To prepare the amphibious superoleophilic fabric, woven polyester fabric was used as the substrate and the coating was carried out using a dip coating technique. The coating solution was prepared by mixing glyceryl triglycidyl ether (GPTE) with octadecylamine (ODA) in ethanol. GPTE can react with ODA via an epoxide-amino coupling reaction. After the reaction was completed, the solution looked transparent. It was very stable under ambient conditions. After being stored at room temperature for one month, the solution was still very transparent with no precipitation.

What is the molecular formula of Glycerol Propoxylate Triglycidyl Ether?

The molecular formula of Glycerol Propoxylate Triglycidyl Ether is C21H38O9.

What are the synonyms of Glycerol Propoxylate Triglycidyl Ether?

The synonyms of Glycerol Propoxylate Triglycidyl Ether include SCHEMBL13310037 and 2,2'-(3,10-dimethyl-6-((2-(oxiran-2-ylmethoxy)propoxy)methyl)-2,5,8,11-tetraoxadodecane-1,12-diyl)dioxirane.

What is the molecular weight of Glycerol Propoxylate Triglycidyl Ether?

The molecular weight of Glycerol Propoxylate Triglycidyl Ether is 434.5 g/mol.

When was Glycerol Propoxylate Triglycidyl Ether created?

Glycerol Propoxylate Triglycidyl Ether was created on August 20, 2012.

When was Glycerol Propoxylate Triglycidyl Ether last modified?

Glycerol Propoxylate Triglycidyl Ether was last modified on October 21, 2023.

What is the IUPAC name of Glycerol Propoxylate Triglycidyl Ether?

The IUPAC name of Glycerol Propoxylate Triglycidyl Ether is 2-[1-[1,3-bis[2-(oxiran-2-ylmethoxy)propoxy]propan-2-yloxy]propan-2-yloxymethyl]oxirane.

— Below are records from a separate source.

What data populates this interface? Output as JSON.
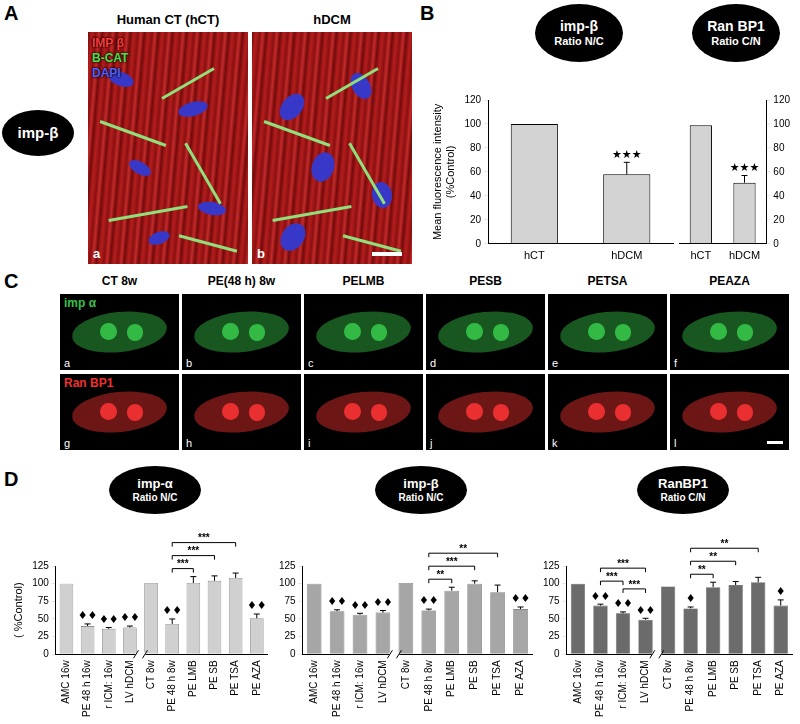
{
  "panel_A": {
    "label": "A",
    "title": "imp-β",
    "images": [
      {
        "title": "Human CT (hCT)",
        "letter": "a"
      },
      {
        "title": "hDCM",
        "letter": "b"
      }
    ],
    "stain_labels": [
      {
        "text": "IMP β",
        "color": "#ff3a3a"
      },
      {
        "text": "B-CAT",
        "color": "#4ce04c"
      },
      {
        "text": "DAPI",
        "color": "#5060ff"
      }
    ]
  },
  "panel_B": {
    "label": "B"
  },
  "panel_C": {
    "label": "C",
    "columns": [
      "CT 8w",
      "PE(48 h) 8w",
      "PELMB",
      "PESB",
      "PETSA",
      "PEAZA"
    ],
    "rows": [
      {
        "label": "imp α",
        "color": "#35c048",
        "letters": [
          "a",
          "b",
          "c",
          "d",
          "e",
          "f"
        ]
      },
      {
        "label": "Ran BP1",
        "color": "#f03030",
        "letters": [
          "g",
          "h",
          "i",
          "j",
          "k",
          "l"
        ]
      }
    ]
  },
  "panel_D": {
    "label": "D"
  },
  "chart_data": [
    {
      "type": "bar",
      "title": [
        "imp-β",
        "Ratio N/C"
      ],
      "y_label": [
        "Mean fluorescence intensity",
        "(%Control)"
      ],
      "categories": [
        "hCT",
        "hDCM"
      ],
      "values": [
        100,
        58
      ],
      "errors": [
        null,
        10
      ],
      "marks": [
        null,
        "★★★"
      ],
      "color": "#d3d3d3",
      "ylim": [
        0,
        120
      ],
      "yticks": [
        0,
        20,
        40,
        60,
        80,
        100,
        120
      ],
      "grid": false
    },
    {
      "type": "bar",
      "title": [
        "Ran BP1",
        "Ratio C/N"
      ],
      "categories": [
        "hCT",
        "hDCM"
      ],
      "values": [
        99,
        51
      ],
      "errors": [
        null,
        6
      ],
      "marks": [
        null,
        "★★★"
      ],
      "color": "#d3d3d3",
      "ylim": [
        0,
        120
      ],
      "yticks": [
        0,
        20,
        40,
        60,
        80,
        100,
        120
      ],
      "grid": false
    },
    {
      "type": "bar",
      "title": [
        "imp-α",
        "Ratio N/C"
      ],
      "y_label": "( %Control)",
      "categories": [
        "AMC 16w",
        "PE 48 h 16w",
        "r ICM: 16w",
        "LV hDCM",
        "CT 8w",
        "PE 48 h 8w",
        "PE LMB",
        "PE SB",
        "PE TSA",
        "PE AZA"
      ],
      "values": [
        100,
        40,
        36,
        38,
        101,
        43,
        101,
        104,
        108,
        51
      ],
      "errors": [
        null,
        3,
        2,
        2,
        null,
        7,
        9,
        7,
        7,
        6
      ],
      "marks": [
        null,
        "♦♦",
        "♦♦",
        "♦♦",
        null,
        "♦♦",
        null,
        null,
        null,
        "♦♦"
      ],
      "brackets": [
        {
          "from": "PE 48 h 8w",
          "to": "PE LMB",
          "text": "***"
        },
        {
          "from": "PE 48 h 8w",
          "to": "PE SB",
          "text": "***"
        },
        {
          "from": "PE 48 h 8w",
          "to": "PE TSA",
          "text": "***"
        }
      ],
      "color": "#d0d0d0",
      "ylim": [
        0,
        125
      ],
      "yticks": [
        0,
        25,
        50,
        75,
        100,
        125
      ],
      "grid": false
    },
    {
      "type": "bar",
      "title": [
        "imp-β",
        "Ratio N/C"
      ],
      "categories": [
        "AMC 16w",
        "PE 48 h 16w",
        "r ICM: 16w",
        "LV hDCM",
        "CT 8w",
        "PE 48 h 8w",
        "PE LMB",
        "PE SB",
        "PE TSA",
        "PE AZA"
      ],
      "values": [
        100,
        61,
        56,
        59,
        101,
        62,
        90,
        100,
        88,
        64
      ],
      "errors": [
        null,
        2,
        2,
        3,
        null,
        2,
        5,
        4,
        10,
        3
      ],
      "marks": [
        null,
        "♦♦",
        "♦♦",
        "♦♦",
        null,
        "♦♦",
        null,
        null,
        null,
        "♦♦"
      ],
      "brackets": [
        {
          "from": "PE 48 h 8w",
          "to": "PE LMB",
          "text": "**"
        },
        {
          "from": "PE 48 h 8w",
          "to": "PE SB",
          "text": "***"
        },
        {
          "from": "PE 48 h 8w",
          "to": "PE TSA",
          "text": "**"
        }
      ],
      "color": "#a6a6a6",
      "ylim": [
        0,
        125
      ],
      "yticks": [
        0,
        25,
        50,
        75,
        100,
        125
      ],
      "grid": false
    },
    {
      "type": "bar",
      "title": [
        "RanBP1",
        "Ratio C/N"
      ],
      "categories": [
        "AMC 16w",
        "PE 48 h 16w",
        "r ICM: 16w",
        "LV hDCM",
        "CT 8w",
        "PE 48 h 8w",
        "PE LMB",
        "PE SB",
        "PE TSA",
        "PE AZA"
      ],
      "values": [
        100,
        69,
        58,
        49,
        96,
        65,
        95,
        98,
        102,
        69
      ],
      "errors": [
        null,
        2,
        2,
        2,
        null,
        2,
        7,
        5,
        7,
        8
      ],
      "marks": [
        null,
        "♦♦",
        "♦♦",
        "♦♦",
        null,
        "♦",
        null,
        null,
        null,
        "♦"
      ],
      "brackets": [
        {
          "from": "PE 48 h 16w",
          "to": "r ICM: 16w",
          "text": "***"
        },
        {
          "from": "r ICM: 16w",
          "to": "LV hDCM",
          "text": "***"
        },
        {
          "from": "PE 48 h 16w",
          "to": "LV hDCM",
          "text": "***"
        },
        {
          "from": "PE 48 h 8w",
          "to": "PE LMB",
          "text": "**"
        },
        {
          "from": "PE 48 h 8w",
          "to": "PE SB",
          "text": "**"
        },
        {
          "from": "PE 48 h 8w",
          "to": "PE TSA",
          "text": "**"
        }
      ],
      "color": "#6b6b6b",
      "ylim": [
        0,
        125
      ],
      "yticks": [
        0,
        25,
        50,
        75,
        100,
        125
      ],
      "grid": false
    }
  ]
}
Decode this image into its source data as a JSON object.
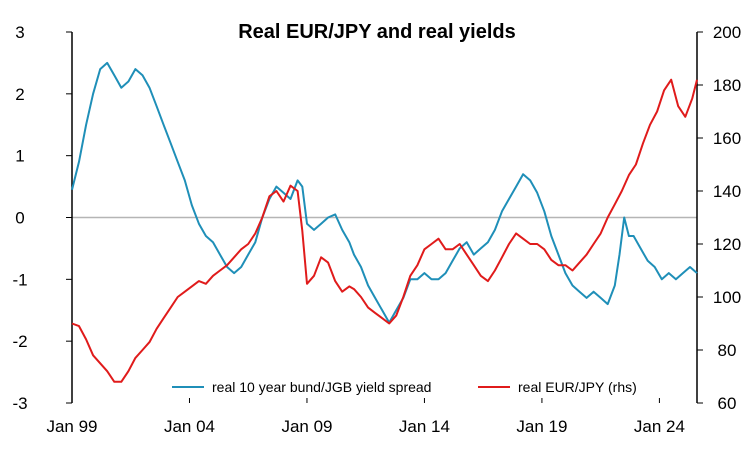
{
  "chart_data": {
    "type": "line",
    "title": "Real EUR/JPY and real yields",
    "x_tick_labels": [
      "Jan 99",
      "Jan 04",
      "Jan 09",
      "Jan 14",
      "Jan 19",
      "Jan 24"
    ],
    "x_range": [
      1999.0,
      2025.6
    ],
    "left_axis": {
      "range": [
        -3,
        3
      ],
      "ticks": [
        "3",
        "2",
        "1",
        "0",
        "-1",
        "-2",
        "-3"
      ]
    },
    "right_axis": {
      "range": [
        60,
        200
      ],
      "ticks": [
        "200",
        "180",
        "160",
        "140",
        "120",
        "100",
        "80",
        "60"
      ]
    },
    "zero_line": true,
    "legend_position": "bottom",
    "series": [
      {
        "name": "real 10 year bund/JGB yield spread",
        "axis": "left",
        "color": "#1f8fb8",
        "points": [
          [
            1999.0,
            0.45
          ],
          [
            1999.3,
            0.9
          ],
          [
            1999.6,
            1.5
          ],
          [
            1999.9,
            2.0
          ],
          [
            2000.2,
            2.4
          ],
          [
            2000.5,
            2.5
          ],
          [
            2000.8,
            2.3
          ],
          [
            2001.1,
            2.1
          ],
          [
            2001.4,
            2.2
          ],
          [
            2001.7,
            2.4
          ],
          [
            2002.0,
            2.3
          ],
          [
            2002.3,
            2.1
          ],
          [
            2002.6,
            1.8
          ],
          [
            2002.9,
            1.5
          ],
          [
            2003.2,
            1.2
          ],
          [
            2003.5,
            0.9
          ],
          [
            2003.8,
            0.6
          ],
          [
            2004.1,
            0.2
          ],
          [
            2004.4,
            -0.1
          ],
          [
            2004.7,
            -0.3
          ],
          [
            2005.0,
            -0.4
          ],
          [
            2005.3,
            -0.6
          ],
          [
            2005.6,
            -0.8
          ],
          [
            2005.9,
            -0.9
          ],
          [
            2006.2,
            -0.8
          ],
          [
            2006.5,
            -0.6
          ],
          [
            2006.8,
            -0.4
          ],
          [
            2007.1,
            0.0
          ],
          [
            2007.4,
            0.3
          ],
          [
            2007.7,
            0.5
          ],
          [
            2008.0,
            0.4
          ],
          [
            2008.3,
            0.3
          ],
          [
            2008.6,
            0.6
          ],
          [
            2008.8,
            0.5
          ],
          [
            2009.0,
            -0.1
          ],
          [
            2009.3,
            -0.2
          ],
          [
            2009.6,
            -0.1
          ],
          [
            2009.9,
            0.0
          ],
          [
            2010.2,
            0.05
          ],
          [
            2010.5,
            -0.2
          ],
          [
            2010.8,
            -0.4
          ],
          [
            2011.0,
            -0.6
          ],
          [
            2011.3,
            -0.8
          ],
          [
            2011.6,
            -1.1
          ],
          [
            2011.9,
            -1.3
          ],
          [
            2012.2,
            -1.5
          ],
          [
            2012.5,
            -1.7
          ],
          [
            2012.8,
            -1.5
          ],
          [
            2013.1,
            -1.3
          ],
          [
            2013.4,
            -1.0
          ],
          [
            2013.7,
            -1.0
          ],
          [
            2014.0,
            -0.9
          ],
          [
            2014.3,
            -1.0
          ],
          [
            2014.6,
            -1.0
          ],
          [
            2014.9,
            -0.9
          ],
          [
            2015.2,
            -0.7
          ],
          [
            2015.5,
            -0.5
          ],
          [
            2015.8,
            -0.4
          ],
          [
            2016.1,
            -0.6
          ],
          [
            2016.4,
            -0.5
          ],
          [
            2016.7,
            -0.4
          ],
          [
            2017.0,
            -0.2
          ],
          [
            2017.3,
            0.1
          ],
          [
            2017.6,
            0.3
          ],
          [
            2017.9,
            0.5
          ],
          [
            2018.2,
            0.7
          ],
          [
            2018.5,
            0.6
          ],
          [
            2018.8,
            0.4
          ],
          [
            2019.1,
            0.1
          ],
          [
            2019.4,
            -0.3
          ],
          [
            2019.7,
            -0.6
          ],
          [
            2020.0,
            -0.9
          ],
          [
            2020.3,
            -1.1
          ],
          [
            2020.6,
            -1.2
          ],
          [
            2020.9,
            -1.3
          ],
          [
            2021.2,
            -1.2
          ],
          [
            2021.5,
            -1.3
          ],
          [
            2021.8,
            -1.4
          ],
          [
            2022.1,
            -1.1
          ],
          [
            2022.3,
            -0.6
          ],
          [
            2022.5,
            0.0
          ],
          [
            2022.7,
            -0.3
          ],
          [
            2022.9,
            -0.3
          ],
          [
            2023.2,
            -0.5
          ],
          [
            2023.5,
            -0.7
          ],
          [
            2023.8,
            -0.8
          ],
          [
            2024.1,
            -1.0
          ],
          [
            2024.4,
            -0.9
          ],
          [
            2024.7,
            -1.0
          ],
          [
            2025.0,
            -0.9
          ],
          [
            2025.3,
            -0.8
          ],
          [
            2025.6,
            -0.9
          ]
        ]
      },
      {
        "name": "real EUR/JPY (rhs)",
        "axis": "right",
        "color": "#e01b1b",
        "points": [
          [
            1999.0,
            90
          ],
          [
            1999.3,
            89
          ],
          [
            1999.6,
            84
          ],
          [
            1999.9,
            78
          ],
          [
            2000.2,
            75
          ],
          [
            2000.5,
            72
          ],
          [
            2000.8,
            68
          ],
          [
            2001.1,
            68
          ],
          [
            2001.4,
            72
          ],
          [
            2001.7,
            77
          ],
          [
            2002.0,
            80
          ],
          [
            2002.3,
            83
          ],
          [
            2002.6,
            88
          ],
          [
            2002.9,
            92
          ],
          [
            2003.2,
            96
          ],
          [
            2003.5,
            100
          ],
          [
            2003.8,
            102
          ],
          [
            2004.1,
            104
          ],
          [
            2004.4,
            106
          ],
          [
            2004.7,
            105
          ],
          [
            2005.0,
            108
          ],
          [
            2005.3,
            110
          ],
          [
            2005.6,
            112
          ],
          [
            2005.9,
            115
          ],
          [
            2006.2,
            118
          ],
          [
            2006.5,
            120
          ],
          [
            2006.8,
            124
          ],
          [
            2007.1,
            130
          ],
          [
            2007.4,
            138
          ],
          [
            2007.7,
            140
          ],
          [
            2008.0,
            136
          ],
          [
            2008.3,
            142
          ],
          [
            2008.6,
            140
          ],
          [
            2008.8,
            125
          ],
          [
            2009.0,
            105
          ],
          [
            2009.3,
            108
          ],
          [
            2009.6,
            115
          ],
          [
            2009.9,
            113
          ],
          [
            2010.2,
            106
          ],
          [
            2010.5,
            102
          ],
          [
            2010.8,
            104
          ],
          [
            2011.0,
            103
          ],
          [
            2011.3,
            100
          ],
          [
            2011.6,
            96
          ],
          [
            2011.9,
            94
          ],
          [
            2012.2,
            92
          ],
          [
            2012.5,
            90
          ],
          [
            2012.8,
            93
          ],
          [
            2013.1,
            100
          ],
          [
            2013.4,
            108
          ],
          [
            2013.7,
            112
          ],
          [
            2014.0,
            118
          ],
          [
            2014.3,
            120
          ],
          [
            2014.6,
            122
          ],
          [
            2014.9,
            118
          ],
          [
            2015.2,
            118
          ],
          [
            2015.5,
            120
          ],
          [
            2015.8,
            116
          ],
          [
            2016.1,
            112
          ],
          [
            2016.4,
            108
          ],
          [
            2016.7,
            106
          ],
          [
            2017.0,
            110
          ],
          [
            2017.3,
            115
          ],
          [
            2017.6,
            120
          ],
          [
            2017.9,
            124
          ],
          [
            2018.2,
            122
          ],
          [
            2018.5,
            120
          ],
          [
            2018.8,
            120
          ],
          [
            2019.1,
            118
          ],
          [
            2019.4,
            114
          ],
          [
            2019.7,
            112
          ],
          [
            2020.0,
            112
          ],
          [
            2020.3,
            110
          ],
          [
            2020.6,
            113
          ],
          [
            2020.9,
            116
          ],
          [
            2021.2,
            120
          ],
          [
            2021.5,
            124
          ],
          [
            2021.8,
            130
          ],
          [
            2022.1,
            135
          ],
          [
            2022.4,
            140
          ],
          [
            2022.7,
            146
          ],
          [
            2023.0,
            150
          ],
          [
            2023.3,
            158
          ],
          [
            2023.6,
            165
          ],
          [
            2023.9,
            170
          ],
          [
            2024.2,
            178
          ],
          [
            2024.5,
            182
          ],
          [
            2024.8,
            172
          ],
          [
            2025.1,
            168
          ],
          [
            2025.4,
            175
          ],
          [
            2025.6,
            182
          ]
        ]
      }
    ]
  }
}
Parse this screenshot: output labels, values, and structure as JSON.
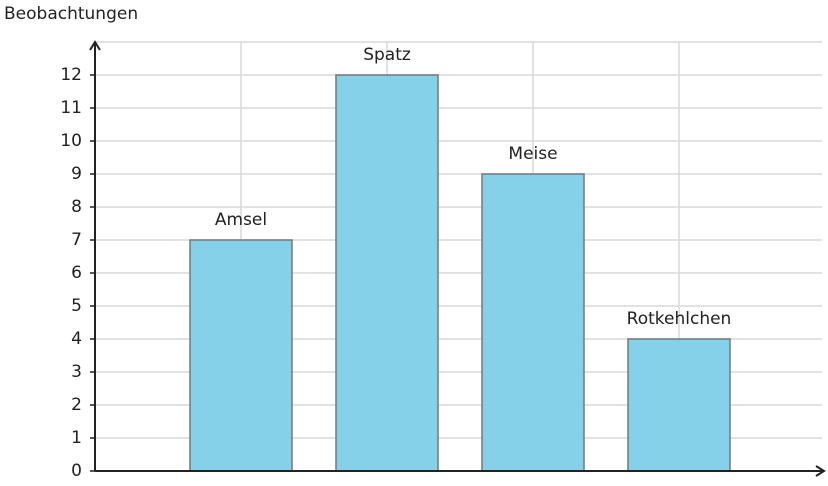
{
  "chart_data": {
    "type": "bar",
    "y_label": "Beobachtungen",
    "categories": [
      "Amsel",
      "Spatz",
      "Meise",
      "Rotkehlchen"
    ],
    "values": [
      7,
      12,
      9,
      4
    ],
    "color": "#7ecfe8",
    "ylim": [
      0,
      13
    ],
    "yticks": [
      0,
      1,
      2,
      3,
      4,
      5,
      6,
      7,
      8,
      9,
      10,
      11,
      12
    ],
    "grid": true
  }
}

What is the InChI of Glycerol Propoxylate Triglycidyl Ether?

The InChI of Glycerol Propoxylate Triglycidyl Ether is InChI=1S/C21H38O9/c1-15(24-9-19-12-28-19)4-22-7-18(27-6-17(3)26-11-21-14-30-21)8-23-5-16(2)25-10-20-13-29-20/h15-21H,4-14H2,1-3H3.

What is the InChIKey of Glycerol Propoxylate Triglycidyl Ether?

The InChIKey of Glycerol Propoxylate Triglycidyl Ether is HAZWONBCJXKAMF-UHFFFAOYSA-N.

What is the canonical SMILES of Glycerol Propoxylate Triglycidyl Ether?

The canonical SMILES of Glycerol Propoxylate Triglycidyl Ether is CC(COCC(COCC(C)OCC1CO1)OCC(C)OCC2CO2)OCC3CO3.

What are the computed properties of Glycerol Propoxylate Triglycidyl Ether?

The computed properties of Glycerol Propoxylate Triglycidyl Ether include a molecular weight of 434.5 g/mol, XLogP3-AA of -0.2, no hydrogen bond donor count, 9 hydrogen bond acceptor count, 20 rotatable bond count, an exact mass of 434.25158279 g/mol, a topological polar surface area of 93Å², and a heavy atom count of 30.